Compreensível portanto que quanto menos hostil for a conduta com a criança, melhor será para o seu desenvolvimento cognitivo, psicológico e psico-social. Inversamente, quanto mais hostil for a relação que se estabeleça com ela, mais prejudicado estará o desenvolvimento de sua personalidade. E claro também que a comunicação com o indivíduo, quanto mais novo ele seja, dá-se mais por uma questão de presença e do que de discurso. Tanto que não há mal, em termos absolutos, que se usem palavras inadequadas para se dirigir à criança, desde que a atitude seja amorosa. Como uma orientanda, mãe de um único filho, a quem chamava "meu porquinho". Claro que sugeri que ela escolhesse outra substantivo para nomeá-lo em público, caso contrário ele teria desnecessários problemas quando entrasse na fase escolar.

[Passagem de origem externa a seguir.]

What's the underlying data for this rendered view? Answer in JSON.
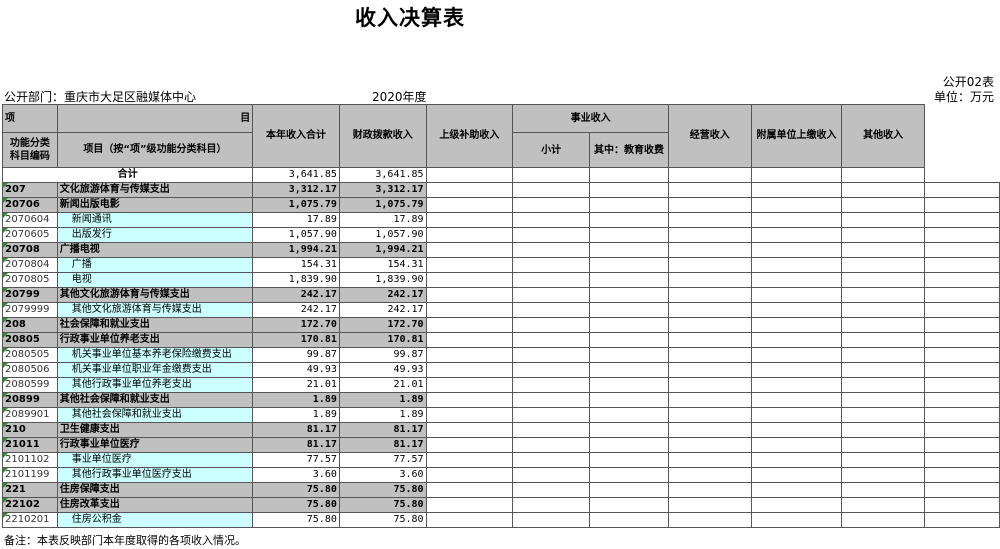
{
  "title": "收入决算表",
  "form_no": "公开02表",
  "department": "公开部门：重庆市大足区融媒体中心",
  "year": "2020年度",
  "unit": "单位：万元",
  "note": "备注：本表反映部门本年度取得的各项收入情况。",
  "header": {
    "xiang": "项",
    "mu": "目",
    "code": "功能分类科目编码",
    "item": "项目（按“项”级功能分类科目）",
    "total_income": "本年收入合计",
    "fiscal": "财政拨款收入",
    "superior": "上级补助收入",
    "business": "事业收入",
    "subtotal": "小计",
    "education": "其中：教育收费",
    "operating": "经营收入",
    "affiliated": "附属单位上缴收入",
    "other": "其他收入"
  },
  "total": {
    "label": "合计",
    "amount": "3,641.85",
    "fiscal": "3,641.85"
  },
  "rows": [
    {
      "level": 1,
      "code": "207",
      "name": "文化旅游体育与传媒支出",
      "amount": "3,312.17",
      "fiscal": "3,312.17"
    },
    {
      "level": 2,
      "code": "20706",
      "name": "新闻出版电影",
      "amount": "1,075.79",
      "fiscal": "1,075.79"
    },
    {
      "level": 3,
      "code": "2070604",
      "name": "新闻通讯",
      "amount": "17.89",
      "fiscal": "17.89"
    },
    {
      "level": 3,
      "code": "2070605",
      "name": "出版发行",
      "amount": "1,057.90",
      "fiscal": "1,057.90"
    },
    {
      "level": 2,
      "code": "20708",
      "name": "广播电视",
      "amount": "1,994.21",
      "fiscal": "1,994.21"
    },
    {
      "level": 3,
      "code": "2070804",
      "name": "广播",
      "amount": "154.31",
      "fiscal": "154.31"
    },
    {
      "level": 3,
      "code": "2070805",
      "name": "电视",
      "amount": "1,839.90",
      "fiscal": "1,839.90"
    },
    {
      "level": 2,
      "code": "20799",
      "name": "其他文化旅游体育与传媒支出",
      "amount": "242.17",
      "fiscal": "242.17"
    },
    {
      "level": 3,
      "code": "2079999",
      "name": "其他文化旅游体育与传媒支出",
      "amount": "242.17",
      "fiscal": "242.17"
    },
    {
      "level": 1,
      "code": "208",
      "name": "社会保障和就业支出",
      "amount": "172.70",
      "fiscal": "172.70"
    },
    {
      "level": 2,
      "code": "20805",
      "name": "行政事业单位养老支出",
      "amount": "170.81",
      "fiscal": "170.81"
    },
    {
      "level": 3,
      "code": "2080505",
      "name": "机关事业单位基本养老保险缴费支出",
      "amount": "99.87",
      "fiscal": "99.87"
    },
    {
      "level": 3,
      "code": "2080506",
      "name": "机关事业单位职业年金缴费支出",
      "amount": "49.93",
      "fiscal": "49.93"
    },
    {
      "level": 3,
      "code": "2080599",
      "name": "其他行政事业单位养老支出",
      "amount": "21.01",
      "fiscal": "21.01"
    },
    {
      "level": 2,
      "code": "20899",
      "name": "其他社会保障和就业支出",
      "amount": "1.89",
      "fiscal": "1.89"
    },
    {
      "level": 3,
      "code": "2089901",
      "name": "其他社会保障和就业支出",
      "amount": "1.89",
      "fiscal": "1.89"
    },
    {
      "level": 1,
      "code": "210",
      "name": "卫生健康支出",
      "amount": "81.17",
      "fiscal": "81.17"
    },
    {
      "level": 2,
      "code": "21011",
      "name": "行政事业单位医疗",
      "amount": "81.17",
      "fiscal": "81.17"
    },
    {
      "level": 3,
      "code": "2101102",
      "name": "事业单位医疗",
      "amount": "77.57",
      "fiscal": "77.57"
    },
    {
      "level": 3,
      "code": "2101199",
      "name": "其他行政事业单位医疗支出",
      "amount": "3.60",
      "fiscal": "3.60"
    },
    {
      "level": 1,
      "code": "221",
      "name": "住房保障支出",
      "amount": "75.80",
      "fiscal": "75.80"
    },
    {
      "level": 2,
      "code": "22102",
      "name": "住房改革支出",
      "amount": "75.80",
      "fiscal": "75.80"
    },
    {
      "level": 3,
      "code": "2210201",
      "name": "住房公积金",
      "amount": "75.80",
      "fiscal": "75.80"
    }
  ]
}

Deve-se ter em mente que a amabilidade ou hostilidade na relação e tratamento com a criança não impedem o desenvolvimento de sua inteligência, esta entendida como a simples capacidade de criar silogismos, de “pensar logicamente”. O que a hostilidade provoca é a emergência, na alma da criança, do desejo por alguma forma de mal. Numa linguagem técnica, pode-se dizer que a falta de atenção amorosa à criança faz com que aquelas, mais dotadas para o pensamento lógico, tenham como fins de suas intenções não o bem do próximo, mas o seu mal. Por isso há indivíduos que, não obstante terem sido agraciados por boas condições sociais, boa educação, etc., enveredam pelo caminho do mal. Sua inteligência (causa eficiente de suas ações) não atua em vista do bem (causa final), mas por causa de algum tipo de ressentimento e desejo de vingança.

Por isso, é sempre melhor, para o indivíduo e para a sociedade em torno, que ele, desde criança, esteja sendo cuidado por quem seja mais amorosamente atencioso com ele, quer se trate do pai ou da mãe.